This is definitely becoming a habit...welcome to the fourth edition of DLTJ's Thursday Threads. If you find these interesting and useful, you might want to add the Thursday Threads RSS Feed to your feed reader or subscribe to e-mail delivery using the form to the left. If you would like a more raw and immediate version of these types of stories, watch my FriendFeed stream (or subscribe to its feed in your feed reader). Comments, as always, are welcome.
Defining Linked Data By Analogy
RDF is the grammar for a language of data. URIs are the words of that language. As in natural language, these words (i.e., the URIs) belong to grammatical categories. RDF properties (such as "isReferencedBy") function a bit like verbs, RDF classes like nouns.
As in natural languages, where utterances are meaningful only if they follow a sentence grammar, RDF statements follow a simple and consistent three-part grammar of subject, predicate, and object. Analogously to paragraphs, RDF statements are aggregated into RDF graphs.
This is a posting from Thomas Baker on the W3C Library Linked Data exploratory group mailing list. It compares RDF to natural languages using analogies of grammar, words, sentences, and paragraphs. I think this is a useful way to think about RDF and linked data, although as initial introduction to the topic, you might want to see the presentation below.
RDF For Librarians presentation recording
The RDF model underlying Semantic Web technologies is frequently described as the future of structured metadata. Its adoption in libraries has been slow, however. This is due in no small part to fundamental differences in the modeling approach that RDF takes, representing a "bottom up" architecture where a description is distributed and can be made up of any features deemed necessary, whereas the record-centric approach taken by libraries tends to be more "top down" relying on prespecified feature sets that all should strive to make the best use of. This presentation will delve deeply into the differences between these two approaches to explore why the RDF approach has proven difficult for libraries, look at some RDF-based initiatives that are happening in libraries and how they are allowing different uses of this metadata than was previously possible, and pose some questions about how libraries might best.
Jenn Riley gave this hour-long presentation to the Indiana University Digital Library Brown Bag earlier this month. The URL to the slides synchronized to the audio recording is http://breeze.iu.edu/p48776227/. The presentation slides and the handout from the session are available as well. I highly recommend spending an hour with this presentation to learn about how linked data compares and contrasts with MARC records. (via Diane Hillmann)
The Future of the Federal Depository Libraries
[ProPublica's Dafna] Linzer's expose of government tampering with a court docket is an example of the problem on which the LOCKSS Program has been working for more than a decade, how to make the digital record resistant to tampering and other threats. The only reason this case was detected was because Linzer created and kept a copy of the information the government published, and this copy was not under their control. Maintaining copies under multiple independent administrations (i.e. not all under control of the original publisher) is a fundamental requirement for any scheme that can recover from tampering (and in practice from many other threats).

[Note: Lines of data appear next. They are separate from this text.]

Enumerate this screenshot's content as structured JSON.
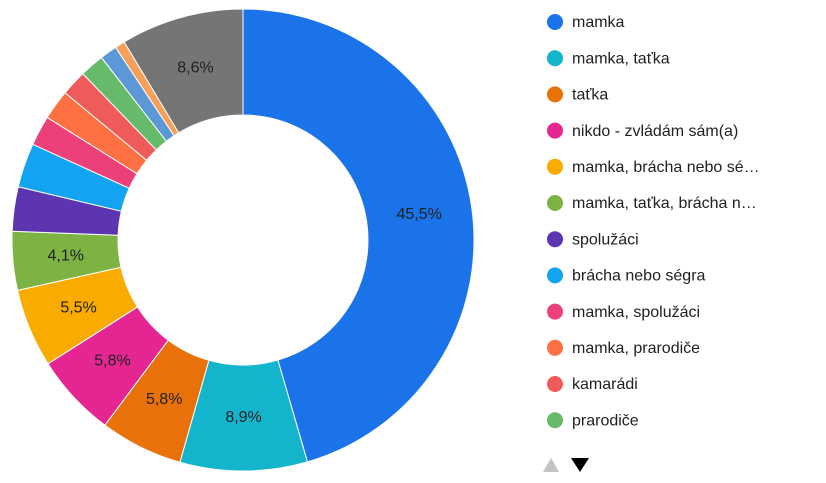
{
  "chart_data": {
    "type": "donut",
    "categories": [
      "mamka",
      "mamka, taťka",
      "taťka",
      "nikdo - zvládám sám(a)",
      "mamka, brácha nebo sé…",
      "mamka, taťka, brácha n…",
      "spolužáci",
      "brácha nebo ségra",
      "mamka, spolužáci",
      "mamka, prarodiče",
      "kamarádi",
      "prarodiče",
      null,
      null,
      null
    ],
    "values": [
      45.5,
      8.9,
      5.8,
      5.8,
      5.5,
      4.1,
      3.1,
      3.1,
      2.1,
      2.1,
      1.8,
      1.7,
      1.2,
      0.7,
      8.6
    ],
    "value_labels": [
      "45,5%",
      "8,9%",
      "5,8%",
      "5,8%",
      "5,5%",
      "4,1%",
      null,
      null,
      null,
      null,
      null,
      null,
      null,
      null,
      "8,6%"
    ],
    "colors": [
      "#1a73e8",
      "#12b5cb",
      "#e8710a",
      "#e52592",
      "#f9ab00",
      "#7cb342",
      "#5e35b1",
      "#12a4f0",
      "#ec407a",
      "#ff7043",
      "#ef5b5b",
      "#66bb6a",
      "#5c97d6",
      "#f6a05a",
      "#757575"
    ]
  }
}
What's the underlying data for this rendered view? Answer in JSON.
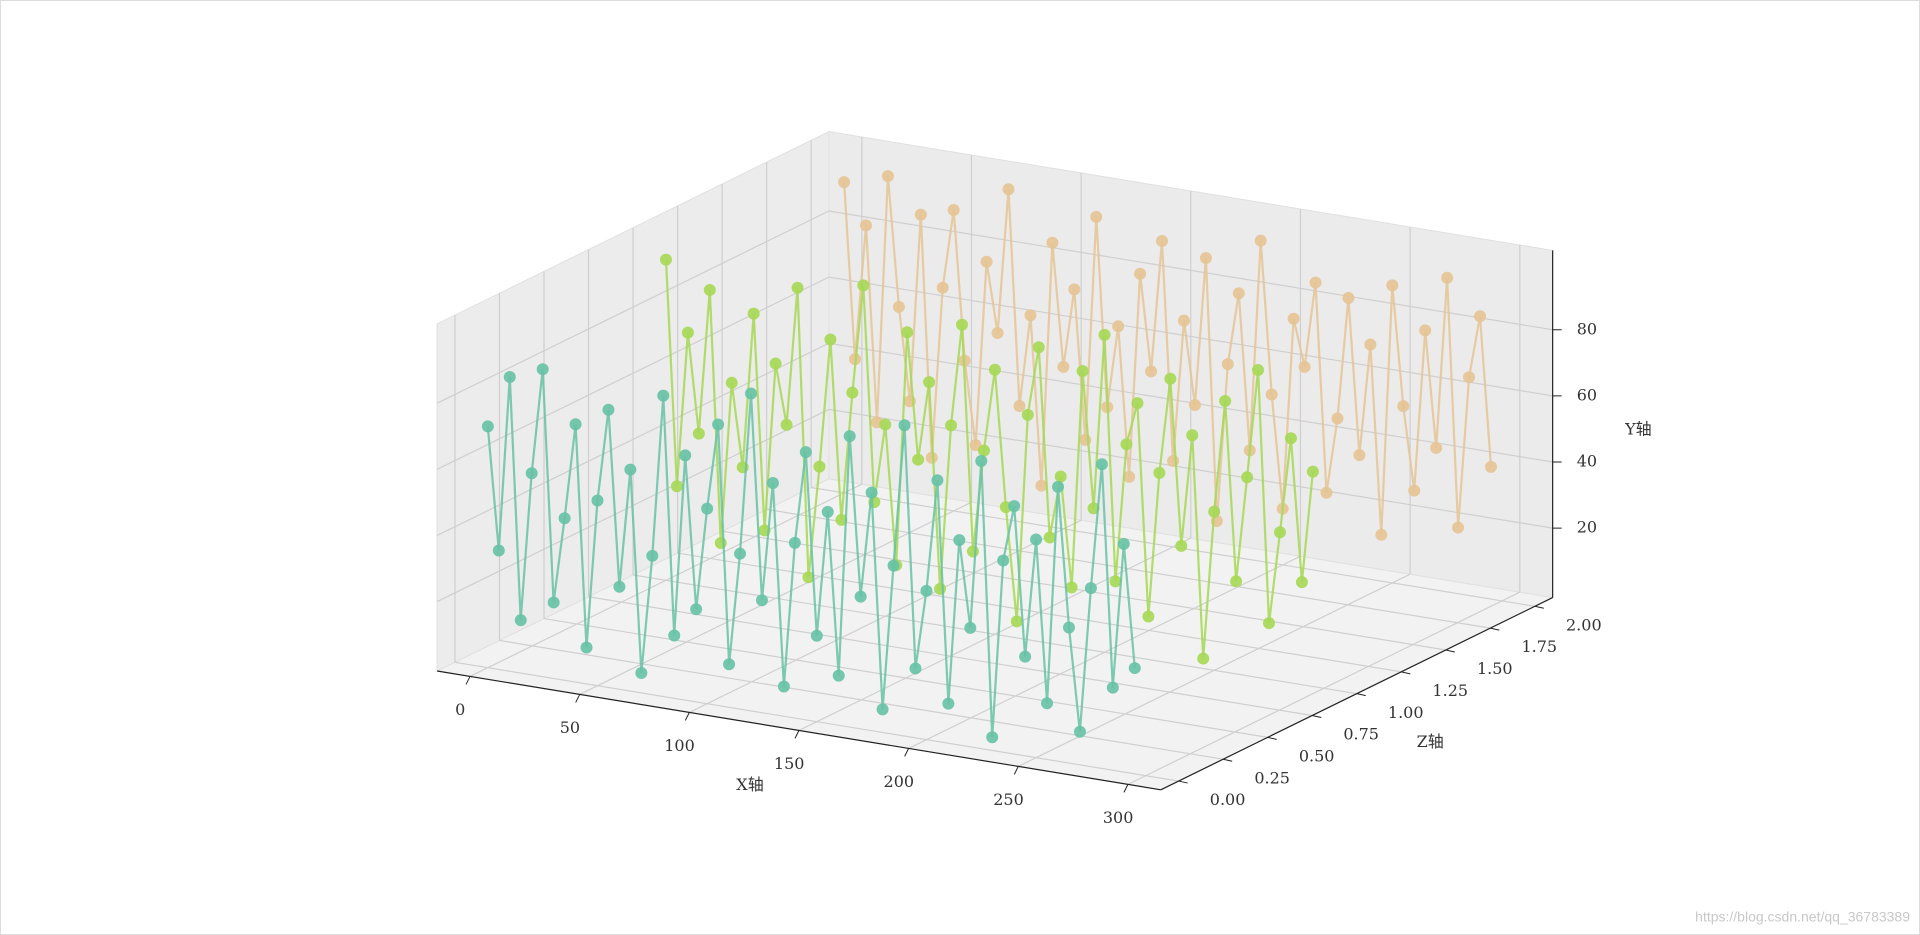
{
  "chart_data": {
    "type": "line3d",
    "xlabel": "X轴",
    "ylabel": "Y轴",
    "zlabel": "Z轴",
    "xlim": [
      -15,
      315
    ],
    "ylim": [
      -1,
      104
    ],
    "zlim": [
      -0.1,
      2.1
    ],
    "xticks": [
      0,
      50,
      100,
      150,
      200,
      250,
      300
    ],
    "yticks": [
      20,
      40,
      60,
      80
    ],
    "zticks": [
      {
        "value": 0,
        "label": "0.00"
      },
      {
        "value": 0.25,
        "label": "0.25"
      },
      {
        "value": 0.5,
        "label": "0.50"
      },
      {
        "value": 0.75,
        "label": "0.75"
      },
      {
        "value": 1,
        "label": "1.00"
      },
      {
        "value": 1.25,
        "label": "1.25"
      },
      {
        "value": 1.5,
        "label": "1.50"
      },
      {
        "value": 1.75,
        "label": "1.75"
      },
      {
        "value": 2,
        "label": "2.00"
      }
    ],
    "grid": true,
    "x": [
      0,
      5,
      10,
      15,
      20,
      25,
      30,
      35,
      40,
      45,
      50,
      55,
      60,
      65,
      70,
      75,
      80,
      85,
      90,
      95,
      100,
      105,
      110,
      115,
      120,
      125,
      130,
      135,
      140,
      145,
      150,
      155,
      160,
      165,
      170,
      175,
      180,
      185,
      190,
      195,
      200,
      205,
      210,
      215,
      220,
      225,
      230,
      235,
      240,
      245,
      250,
      255,
      260,
      265,
      270,
      275,
      280,
      285,
      290,
      295
    ],
    "series": [
      {
        "z": 0,
        "color": "#66c2a5",
        "values": [
          72,
          35,
          88,
          15,
          60,
          92,
          22,
          48,
          77,
          10,
          55,
          83,
          30,
          66,
          5,
          41,
          90,
          18,
          73,
          27,
          58,
          84,
          12,
          46,
          95,
          33,
          69,
          8,
          52,
          80,
          25,
          63,
          14,
          87,
          39,
          71,
          6,
          50,
          93,
          20,
          44,
          78,
          11,
          61,
          35,
          86,
          3,
          57,
          74,
          29,
          65,
          16,
          82,
          40,
          9,
          53,
          91,
          24,
          68,
          31
        ]
      },
      {
        "z": 1,
        "color": "#a6d854",
        "values": [
          96,
          28,
          75,
          45,
          89,
          13,
          62,
          37,
          84,
          19,
          70,
          52,
          94,
          7,
          41,
          80,
          26,
          65,
          98,
          33,
          57,
          15,
          86,
          48,
          72,
          10,
          60,
          91,
          23,
          54,
          79,
          38,
          4,
          67,
          88,
          31,
          50,
          17,
          83,
          42,
          95,
          21,
          63,
          76,
          12,
          56,
          85,
          35,
          69,
          2,
          47,
          81,
          27,
          59,
          92,
          16,
          44,
          73,
          30,
          64
        ]
      },
      {
        "z": 2,
        "color": "#e5c494",
        "values": [
          93,
          40,
          81,
          22,
          97,
          58,
          30,
          87,
          14,
          66,
          90,
          45,
          20,
          76,
          55,
          99,
          34,
          62,
          11,
          85,
          48,
          72,
          27,
          95,
          38,
          63,
          18,
          80,
          51,
          91,
          25,
          68,
          43,
          88,
          9,
          57,
          79,
          32,
          96,
          50,
          16,
          74,
          60,
          86,
          23,
          46,
          83,
          36,
          70,
          13,
          89,
          53,
          28,
          77,
          42,
          94,
          19,
          65,
          84,
          39
        ]
      }
    ],
    "watermark": "https://blog.csdn.net/qq_36783389"
  }
}
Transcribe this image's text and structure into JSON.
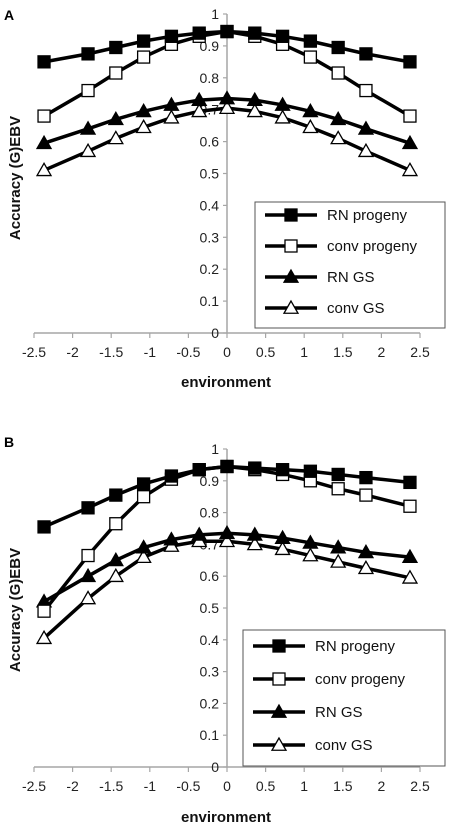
{
  "figure": {
    "background": "#ffffff",
    "line_color": "#000000",
    "axis_color": "#a6a6a6"
  },
  "chart_data": [
    {
      "panel": "A",
      "type": "line",
      "xlabel": "environment",
      "ylabel": "Accuracy (G)EBV",
      "xlim": [
        -2.5,
        2.5
      ],
      "ylim": [
        0,
        1
      ],
      "xticks": [
        -2.5,
        -2,
        -1.5,
        -1,
        -0.5,
        0,
        0.5,
        1,
        1.5,
        2,
        2.5
      ],
      "yticks": [
        0,
        0.1,
        0.2,
        0.3,
        0.4,
        0.5,
        0.6,
        0.7,
        0.8,
        0.9,
        1
      ],
      "xtick_labels": [
        "-2.5",
        "-2",
        "-1.5",
        "-1",
        "-0.5",
        "0",
        "0.5",
        "1",
        "1.5",
        "2",
        "2.5"
      ],
      "ytick_labels": [
        "0",
        "0.1",
        "0.2",
        "0.3",
        "0.4",
        "0.5",
        "0.6",
        "0.7",
        "0.8",
        "0.9",
        "1"
      ],
      "grid": false,
      "legend_position": "bottom-right",
      "x": [
        -2.37,
        -1.8,
        -1.44,
        -1.08,
        -0.72,
        -0.36,
        0,
        0.36,
        0.72,
        1.08,
        1.44,
        1.8,
        2.37
      ],
      "series": [
        {
          "name": "RN progeny",
          "marker": "square-filled",
          "values": [
            0.85,
            0.875,
            0.895,
            0.915,
            0.93,
            0.94,
            0.945,
            0.94,
            0.93,
            0.915,
            0.895,
            0.875,
            0.85
          ]
        },
        {
          "name": "conv progeny",
          "marker": "square-open",
          "values": [
            0.68,
            0.76,
            0.815,
            0.865,
            0.905,
            0.93,
            0.945,
            0.93,
            0.905,
            0.865,
            0.815,
            0.76,
            0.68
          ]
        },
        {
          "name": "RN GS",
          "marker": "triangle-filled",
          "values": [
            0.595,
            0.64,
            0.67,
            0.695,
            0.715,
            0.73,
            0.735,
            0.73,
            0.715,
            0.695,
            0.67,
            0.64,
            0.595
          ]
        },
        {
          "name": "conv GS",
          "marker": "triangle-open",
          "values": [
            0.51,
            0.57,
            0.61,
            0.645,
            0.675,
            0.695,
            0.705,
            0.695,
            0.675,
            0.645,
            0.61,
            0.57,
            0.51
          ]
        }
      ]
    },
    {
      "panel": "B",
      "type": "line",
      "xlabel": "environment",
      "ylabel": "Accuracy (G)EBV",
      "xlim": [
        -2.5,
        2.5
      ],
      "ylim": [
        0,
        1
      ],
      "xticks": [
        -2.5,
        -2,
        -1.5,
        -1,
        -0.5,
        0,
        0.5,
        1,
        1.5,
        2,
        2.5
      ],
      "yticks": [
        0,
        0.1,
        0.2,
        0.3,
        0.4,
        0.5,
        0.6,
        0.7,
        0.8,
        0.9,
        1
      ],
      "xtick_labels": [
        "-2.5",
        "-2",
        "-1.5",
        "-1",
        "-0.5",
        "0",
        "0.5",
        "1",
        "1.5",
        "2",
        "2.5"
      ],
      "ytick_labels": [
        "0",
        "0.1",
        "0.2",
        "0.3",
        "0.4",
        "0.5",
        "0.6",
        "0.7",
        "0.8",
        "0.9",
        "1"
      ],
      "grid": false,
      "legend_position": "bottom-right",
      "x": [
        -2.37,
        -1.8,
        -1.44,
        -1.08,
        -0.72,
        -0.36,
        0,
        0.36,
        0.72,
        1.08,
        1.44,
        1.8,
        2.37
      ],
      "series": [
        {
          "name": "RN progeny",
          "marker": "square-filled",
          "values": [
            0.755,
            0.815,
            0.855,
            0.89,
            0.915,
            0.935,
            0.945,
            0.94,
            0.935,
            0.93,
            0.92,
            0.91,
            0.895
          ]
        },
        {
          "name": "conv progeny",
          "marker": "square-open",
          "values": [
            0.49,
            0.665,
            0.765,
            0.85,
            0.905,
            0.935,
            0.945,
            0.935,
            0.92,
            0.9,
            0.875,
            0.855,
            0.82
          ]
        },
        {
          "name": "RN GS",
          "marker": "triangle-filled",
          "values": [
            0.52,
            0.6,
            0.65,
            0.69,
            0.715,
            0.73,
            0.735,
            0.73,
            0.72,
            0.705,
            0.69,
            0.675,
            0.66
          ]
        },
        {
          "name": "conv GS",
          "marker": "triangle-open",
          "values": [
            0.405,
            0.53,
            0.6,
            0.66,
            0.695,
            0.71,
            0.71,
            0.7,
            0.685,
            0.665,
            0.645,
            0.625,
            0.595
          ]
        }
      ]
    }
  ]
}
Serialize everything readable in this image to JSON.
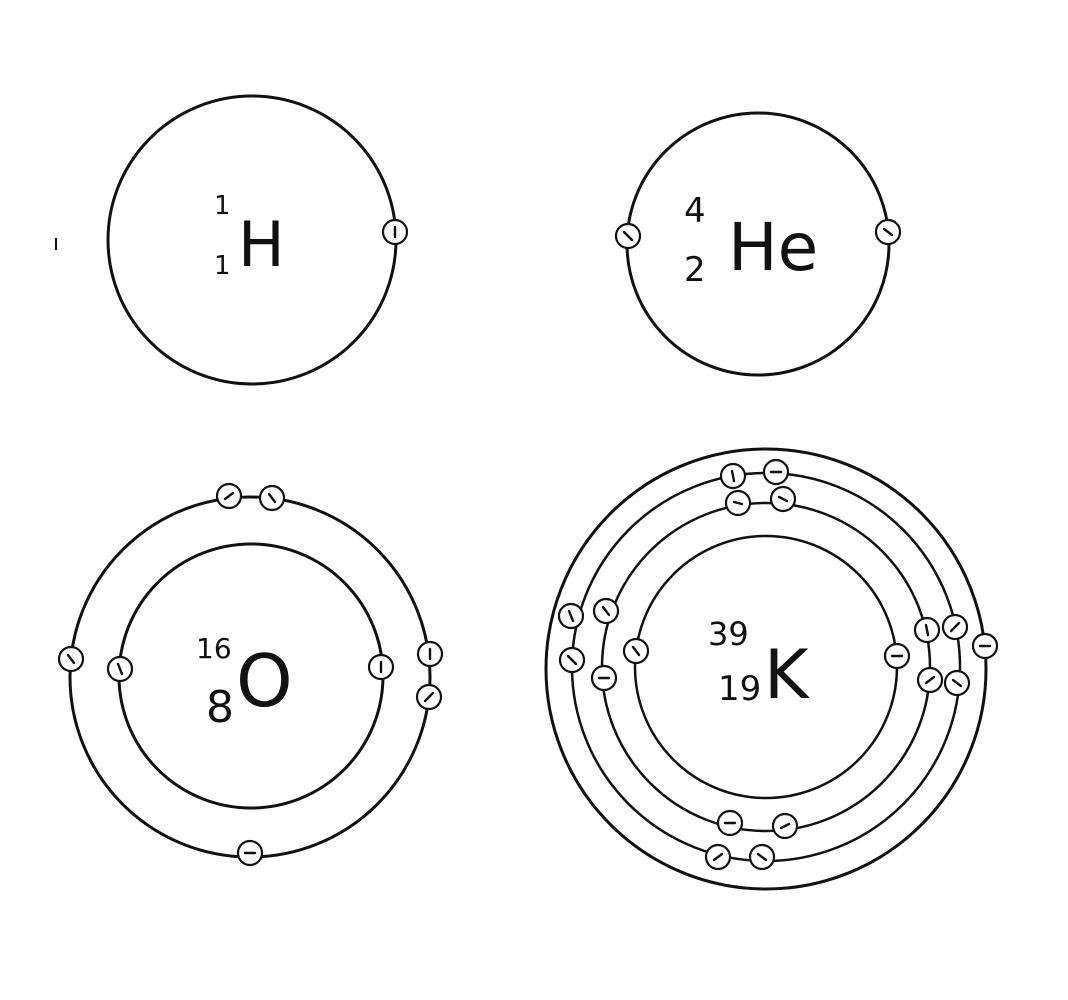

David Rosenthal summarizes a story about how a published document from the U.S. government was changed and why we need highly-distributed copies of government documents to detect and recover from tampering. There are big implications here for the future of government documents depository programs.
ProPublica’s Guide to Mechanical Turk
Amazon Mechanical Turk – or mTurk – is an online marketplace, set up by the online shopping site Amazon, where anyone can hire workers to complete short, simple tasks over the Internet. Amazon originally developed it as an in-house tool, and commercialized it in 2005. The mTurk workforce now numbers more than 100,000 workers in 200 countries, according to Amazon. At ProPublica, we use it for tasks like collecting, reformatting, and de-duplicating data. This is a guide to journalists looking to use Mechanical Turk in their data projects. It’s meant for users who are already familiar with mTurk and are looking for ways to improve their results.
Do you have repetitive digital conversion or analysis jobs that can be broken down into manageable-sized chunks? ProPublica published this guide on using Amazon's Mechanical Turk service to outsource this activity.